Below is an extract. Get the full report here to get ahead of this trend.
In a two-year period, Facebook acquired two mobile applications, Instagram and WhatsApp, and a virtual reality device, Oculus Rift.
This strategy hedges Facebook’s position in shedding one million millennials a year to a different site that it owns. The photo-sharing app Instagram launched in 2010. It started as a network of creatives, some of whom have blossomed into Instagram Influencers. The video feature rivaled Twitter’s Vine, which captured the minutes of many with its video loops.
Brands have been quick to embrace Facebook’s sister companies.
“National Geographic is a master of visual storytelling so Instagram is a natural fit for us,” says Andrea Leitch, Producer, Digital Travel at National Geographic Traveler. “One way we use Instagram is to preview upcoming stories for our website and Traveler Magazine. For example, two of our photographers went on assignment in Florida and posted to our account in real-time. We then shared those Instagram posts on Facebook while asking our fans to share their favorite places to go in Florida. We can use Instagram to complement our outreach on Facebook—both platforms together build an engaged, active community of readers—inspiring them to plan trips and share their travel experiences
Gabrielle Blitz, Associate Social Media Editor at Travel + Leisure describes her take on the photo-sharing and messaging app, “Our guess is that not only will the ‘book continue to expand its current platform with new products, but it will acquire others in the chase for new demographics (younger and/or international), as it did with Instagram and WhatsApp.”
Marriott Hotels was bullish in technology and emerging platforms in 2014. It held a roadshow at six cities to share the possibilities of a new content experience.
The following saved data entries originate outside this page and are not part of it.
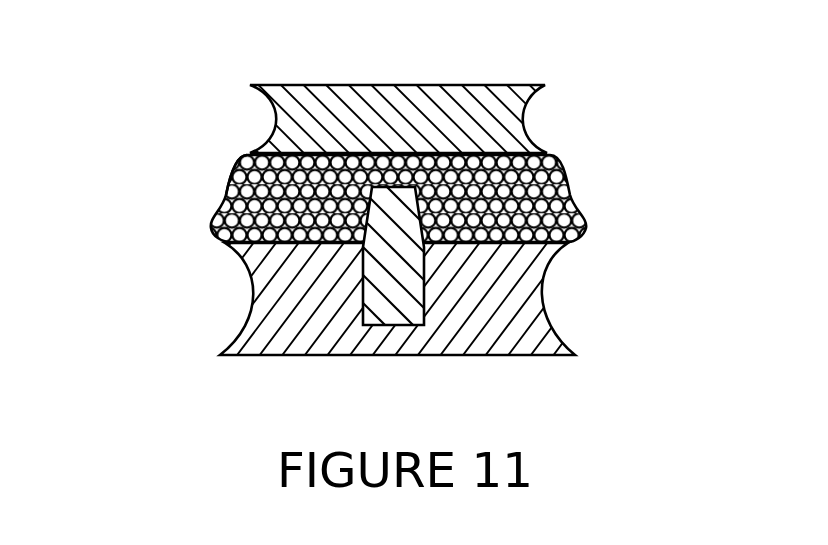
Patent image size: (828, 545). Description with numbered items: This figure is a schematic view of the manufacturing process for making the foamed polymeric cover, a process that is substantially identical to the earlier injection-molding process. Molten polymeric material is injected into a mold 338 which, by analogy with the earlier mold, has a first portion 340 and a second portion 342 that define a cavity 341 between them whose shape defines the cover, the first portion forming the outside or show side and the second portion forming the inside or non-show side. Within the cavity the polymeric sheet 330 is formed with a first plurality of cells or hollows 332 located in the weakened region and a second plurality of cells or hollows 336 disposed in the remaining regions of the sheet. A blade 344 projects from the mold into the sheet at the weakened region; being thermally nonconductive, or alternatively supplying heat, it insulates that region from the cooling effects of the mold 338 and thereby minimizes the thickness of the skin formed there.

The polymeric sheet 330 is at (402, 196).
The first plurality of cells or hollows 332 is at (423, 151).
The second plurality of cells or hollows 336 is at (570, 192).
The mold 338 is at (356, 196).
The upper substrate 340 is at (527, 106).
The edge of conductive particle layer 341 is at (193, 190).
The lower substrate 342 is at (548, 310).
The blade 344 is at (368, 272).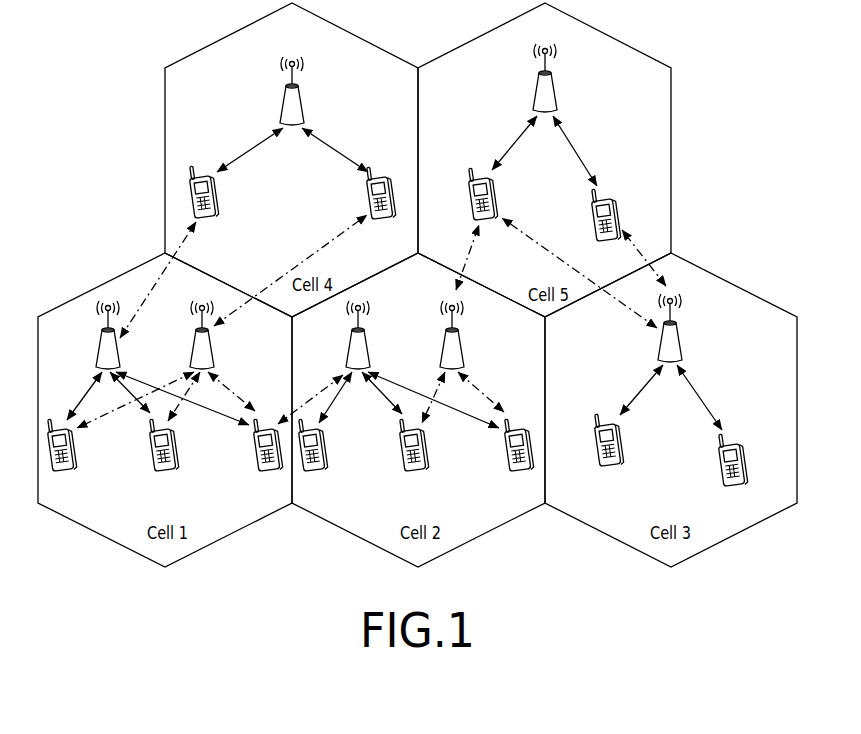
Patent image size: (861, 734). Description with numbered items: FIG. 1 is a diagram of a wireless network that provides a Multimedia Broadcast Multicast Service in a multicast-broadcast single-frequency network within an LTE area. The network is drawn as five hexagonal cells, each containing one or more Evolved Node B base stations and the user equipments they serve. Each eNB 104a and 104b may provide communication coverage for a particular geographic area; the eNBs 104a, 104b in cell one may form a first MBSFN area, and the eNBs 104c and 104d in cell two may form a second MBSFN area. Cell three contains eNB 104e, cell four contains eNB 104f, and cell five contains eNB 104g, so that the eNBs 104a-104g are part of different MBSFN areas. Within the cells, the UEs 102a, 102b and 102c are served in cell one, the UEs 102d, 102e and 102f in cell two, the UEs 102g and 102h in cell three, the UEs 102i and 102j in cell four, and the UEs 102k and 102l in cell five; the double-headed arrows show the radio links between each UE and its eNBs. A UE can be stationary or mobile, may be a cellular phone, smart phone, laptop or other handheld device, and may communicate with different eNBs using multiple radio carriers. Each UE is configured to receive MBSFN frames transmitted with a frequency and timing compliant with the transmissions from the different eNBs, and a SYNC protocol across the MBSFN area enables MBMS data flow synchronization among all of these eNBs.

The UE 102a is at (73, 451).
The UE 102b is at (176, 451).
The UE 102c is at (272, 472).
The UE 102d is at (325, 451).
The UE 102e is at (426, 451).
The UE 102f is at (522, 472).
The UE 102g is at (622, 444).
The UE 102h is at (720, 478).
The UE 102i is at (214, 200).
The UE 102j is at (370, 199).
The UE 102k is at (494, 186).
The UE 102l is at (594, 214).
The eNB 104a is at (100, 347).
The eNB 104b is at (208, 347).
The eNB 104c is at (364, 347).
The eNB 104d is at (458, 347).
The eNB 104e is at (677, 342).
The eNB 104f is at (286, 103).
The eNB 104g is at (539, 92).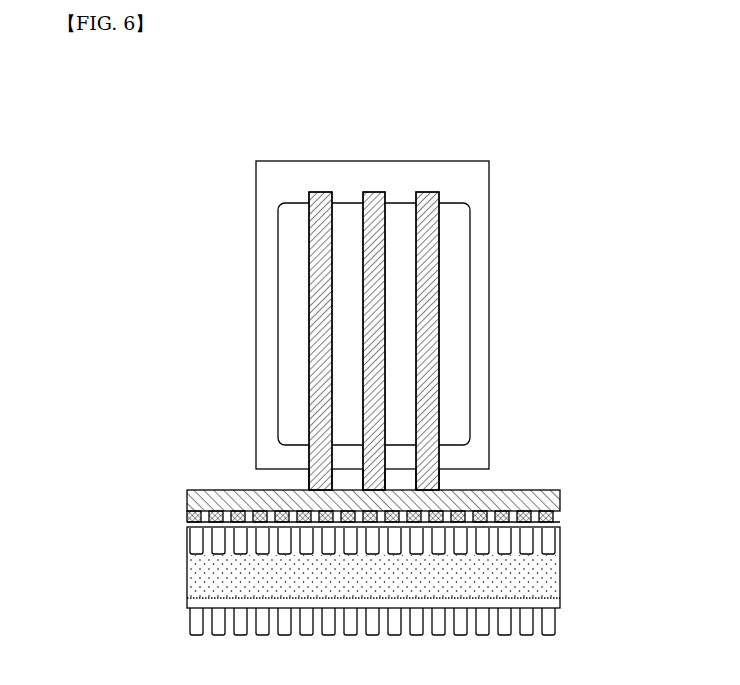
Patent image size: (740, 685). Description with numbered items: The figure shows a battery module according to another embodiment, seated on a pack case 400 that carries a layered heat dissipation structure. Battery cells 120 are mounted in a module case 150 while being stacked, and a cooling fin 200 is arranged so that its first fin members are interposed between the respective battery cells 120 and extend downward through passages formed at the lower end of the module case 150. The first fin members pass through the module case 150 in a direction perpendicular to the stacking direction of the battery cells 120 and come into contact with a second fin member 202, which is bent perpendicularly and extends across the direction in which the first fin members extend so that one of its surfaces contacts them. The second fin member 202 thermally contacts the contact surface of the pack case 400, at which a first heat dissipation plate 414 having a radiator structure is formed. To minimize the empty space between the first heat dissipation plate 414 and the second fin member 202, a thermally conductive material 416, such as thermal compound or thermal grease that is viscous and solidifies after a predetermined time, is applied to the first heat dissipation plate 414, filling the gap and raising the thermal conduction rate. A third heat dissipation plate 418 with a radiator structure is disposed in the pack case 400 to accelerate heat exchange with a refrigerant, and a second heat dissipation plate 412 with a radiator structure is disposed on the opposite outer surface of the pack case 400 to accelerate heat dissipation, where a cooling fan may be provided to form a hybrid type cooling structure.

The battery cells 120 is at (319, 324).
The module case 150 is at (414, 314).
The cooling fin 200 is at (389, 288).
The second fin member 202 is at (436, 435).
The pack case 400 is at (311, 573).
The second heat dissipation plate 412 is at (437, 625).
The first heat dissipation plate 414 is at (417, 468).
The thermally conductive material 416 is at (311, 495).
The third heat dissipation plate 418 is at (431, 524).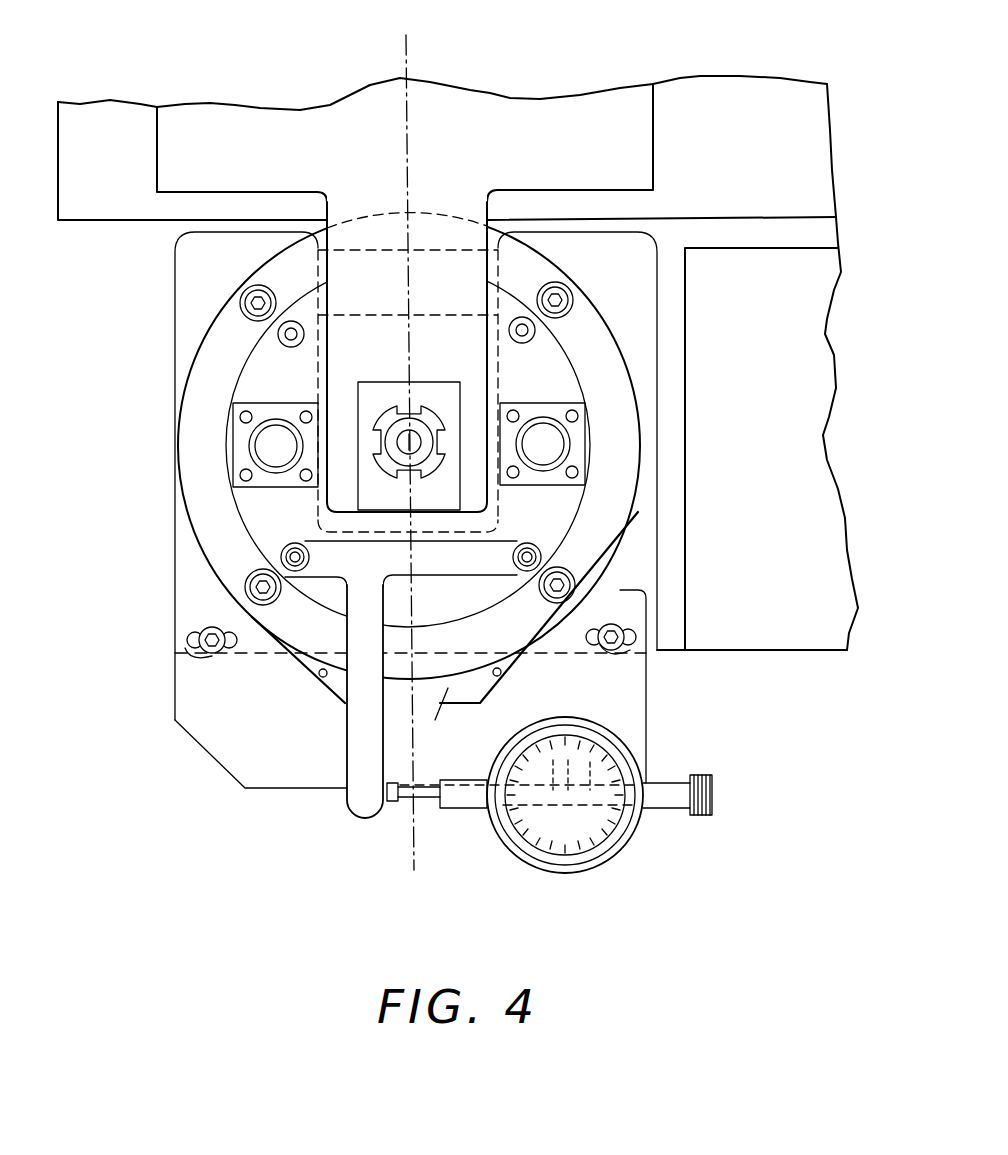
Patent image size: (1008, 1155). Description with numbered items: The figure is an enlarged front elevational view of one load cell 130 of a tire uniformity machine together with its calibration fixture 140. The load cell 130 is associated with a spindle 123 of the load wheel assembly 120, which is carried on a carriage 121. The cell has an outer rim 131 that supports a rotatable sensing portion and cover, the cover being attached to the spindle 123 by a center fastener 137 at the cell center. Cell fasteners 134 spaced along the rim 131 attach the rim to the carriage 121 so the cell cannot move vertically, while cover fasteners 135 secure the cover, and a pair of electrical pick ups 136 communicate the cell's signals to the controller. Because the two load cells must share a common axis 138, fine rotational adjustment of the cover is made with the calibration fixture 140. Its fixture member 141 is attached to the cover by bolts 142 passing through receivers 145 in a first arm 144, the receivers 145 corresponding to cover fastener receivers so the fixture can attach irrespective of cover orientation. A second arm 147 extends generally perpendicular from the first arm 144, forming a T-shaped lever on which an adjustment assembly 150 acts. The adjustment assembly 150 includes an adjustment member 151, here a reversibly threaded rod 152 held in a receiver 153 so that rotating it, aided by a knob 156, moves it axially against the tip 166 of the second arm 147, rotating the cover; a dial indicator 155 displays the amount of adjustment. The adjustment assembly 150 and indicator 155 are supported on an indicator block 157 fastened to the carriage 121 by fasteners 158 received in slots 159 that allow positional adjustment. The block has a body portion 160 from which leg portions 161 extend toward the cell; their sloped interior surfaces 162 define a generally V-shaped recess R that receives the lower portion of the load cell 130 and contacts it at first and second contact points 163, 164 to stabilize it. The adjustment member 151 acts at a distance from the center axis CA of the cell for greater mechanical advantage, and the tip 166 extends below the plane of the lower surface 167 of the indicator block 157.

The load wheel assembly 120 is at (150, 232).
The carriage 121 is at (825, 232).
The spindle 123 is at (455, 205).
The load cell 130 is at (254, 375).
The outer rim 131 is at (203, 490).
The cell fasteners 134 is at (556, 282).
The cover fasteners 135 is at (278, 339).
The electrical pick ups 136 is at (265, 447).
The center fastener 137 is at (402, 433).
The common axis 138 is at (404, 62).
The calibration fixture 140 is at (317, 645).
The fixture member 141 is at (503, 543).
The bolts 142 is at (283, 566).
The first arm 144 is at (333, 621).
The receivers 145 is at (293, 543).
The second arm 147 is at (247, 788).
The adjustment assembly 150 is at (442, 820).
The adjustment member 151 is at (437, 777).
The threaded rod 152 is at (410, 800).
The receiver 153 is at (470, 800).
The indicator 155 is at (611, 848).
The knob 156 is at (714, 785).
The indicator block 157 is at (633, 718).
The fasteners 158 is at (212, 656).
The slots 159 is at (205, 642).
The body portion 160 is at (240, 753).
The first leg portion 161 is at (190, 598).
The interior surfaces 162 is at (320, 680).
The first contact point 163 is at (225, 607).
The second contact point 164 is at (583, 603).
The tip 166 is at (358, 812).
The lower surface 167 is at (297, 790).
The center axis CA is at (417, 440).
The recess R is at (434, 722).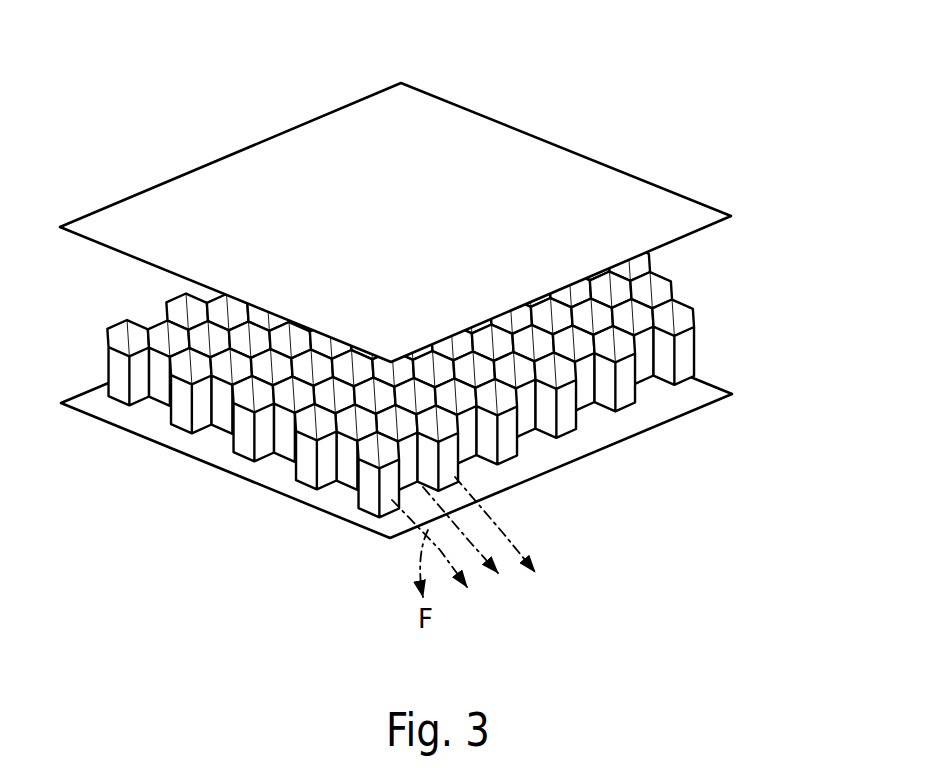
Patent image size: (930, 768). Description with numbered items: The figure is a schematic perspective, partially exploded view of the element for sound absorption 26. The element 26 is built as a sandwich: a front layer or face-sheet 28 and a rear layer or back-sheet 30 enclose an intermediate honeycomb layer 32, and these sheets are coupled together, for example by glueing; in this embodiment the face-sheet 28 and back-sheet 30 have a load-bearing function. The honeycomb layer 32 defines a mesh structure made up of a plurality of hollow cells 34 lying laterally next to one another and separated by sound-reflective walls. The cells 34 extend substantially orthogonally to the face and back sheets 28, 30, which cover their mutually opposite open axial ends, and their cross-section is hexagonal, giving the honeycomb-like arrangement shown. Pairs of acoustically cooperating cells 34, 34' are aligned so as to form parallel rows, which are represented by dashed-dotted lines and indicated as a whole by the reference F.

The element for sound absorption 26 is at (426, 296).
The front layer (face-sheet) 28 is at (628, 193).
The rear layer (back-sheet) 30 is at (699, 401).
The honeycomb layer 32 is at (450, 397).
The hollow cells 34 is at (298, 465).
The acoustically cooperating cells 34' is at (531, 422).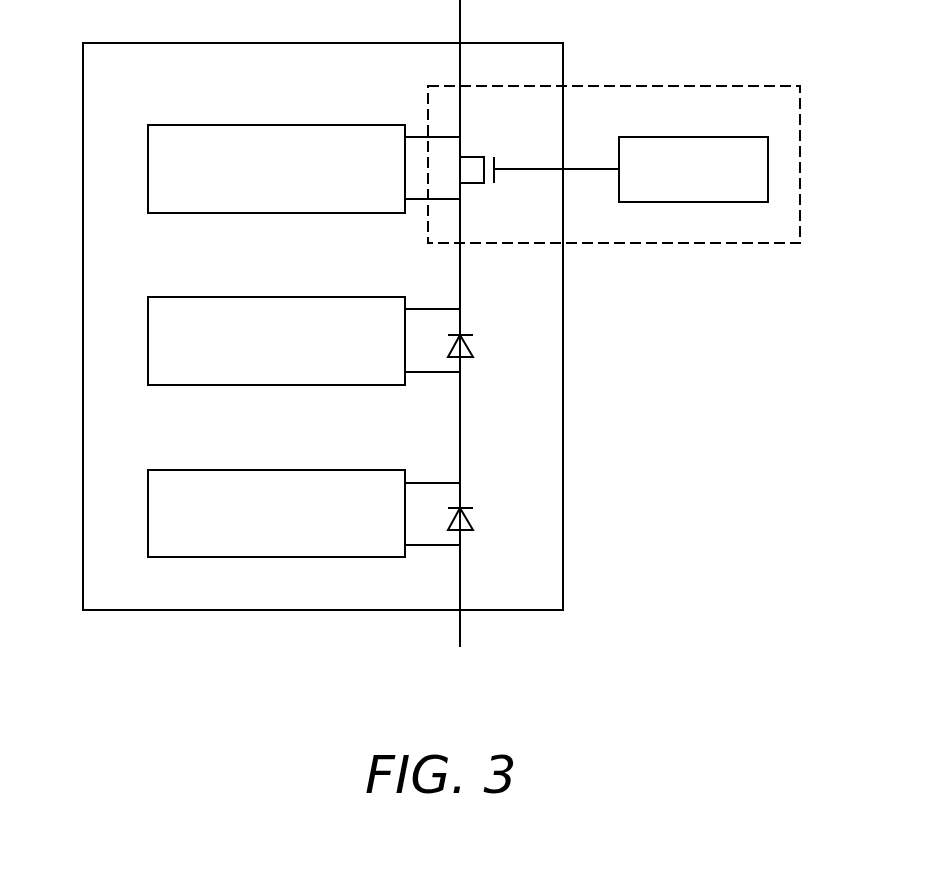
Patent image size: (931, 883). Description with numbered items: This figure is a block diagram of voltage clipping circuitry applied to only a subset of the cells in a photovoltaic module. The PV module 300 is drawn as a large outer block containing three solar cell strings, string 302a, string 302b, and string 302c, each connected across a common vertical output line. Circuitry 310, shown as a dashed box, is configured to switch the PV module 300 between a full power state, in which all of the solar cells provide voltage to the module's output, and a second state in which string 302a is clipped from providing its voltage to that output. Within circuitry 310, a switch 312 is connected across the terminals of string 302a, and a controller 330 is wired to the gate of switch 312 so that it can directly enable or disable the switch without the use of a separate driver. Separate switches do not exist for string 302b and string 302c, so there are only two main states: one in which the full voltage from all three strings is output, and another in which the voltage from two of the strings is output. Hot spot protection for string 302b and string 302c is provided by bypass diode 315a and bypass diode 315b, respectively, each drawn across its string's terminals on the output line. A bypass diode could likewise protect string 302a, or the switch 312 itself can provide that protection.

The PV module 300 is at (147, 74).
The string 302a is at (303, 178).
The string 302b is at (303, 350).
The string 302c is at (303, 523).
The circuitry 310 is at (773, 120).
The switch 312 is at (470, 156).
The bypass diode 315a is at (462, 333).
The bypass diode 315b is at (462, 505).
The controller 330 is at (718, 176).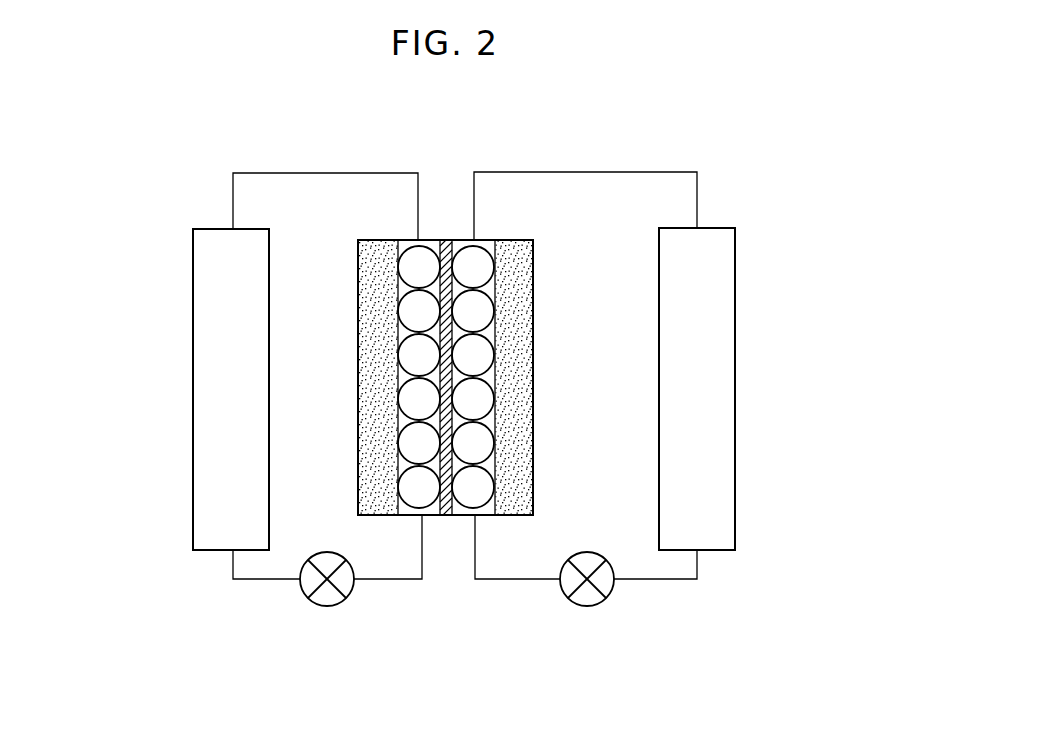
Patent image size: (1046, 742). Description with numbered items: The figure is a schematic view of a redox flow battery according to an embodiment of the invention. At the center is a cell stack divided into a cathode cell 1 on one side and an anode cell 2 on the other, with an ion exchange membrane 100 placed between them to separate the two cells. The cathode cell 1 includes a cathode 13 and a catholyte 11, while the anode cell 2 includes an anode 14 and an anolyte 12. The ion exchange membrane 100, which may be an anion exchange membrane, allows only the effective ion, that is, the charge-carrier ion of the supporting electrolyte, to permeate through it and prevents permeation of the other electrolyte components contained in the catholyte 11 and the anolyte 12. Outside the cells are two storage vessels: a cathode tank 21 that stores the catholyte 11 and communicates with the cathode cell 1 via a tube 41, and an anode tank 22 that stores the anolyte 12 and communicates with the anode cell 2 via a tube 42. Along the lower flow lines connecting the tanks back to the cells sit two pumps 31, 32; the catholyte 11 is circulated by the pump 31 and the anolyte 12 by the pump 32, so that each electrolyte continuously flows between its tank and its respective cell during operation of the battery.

One of the high-level discussions leaned towards purchasing travel, based on virtual reality experiences.
Aside from these acquisitions, Facebook created a new app called Slingshot to rival Snapchat. It was first beta tested in New Zealand this past summer and is now available for download in the U.S. market. When looking the competition for mobile apps, Facebook also took the wind out of Swarm, Foursquare, and Yelp with one update – Nearby Places – by enabling its mobile app to provide in proximity information on restaurants, coffee shops, nightlife, outdoor and cultural destinations, where to stay and shop.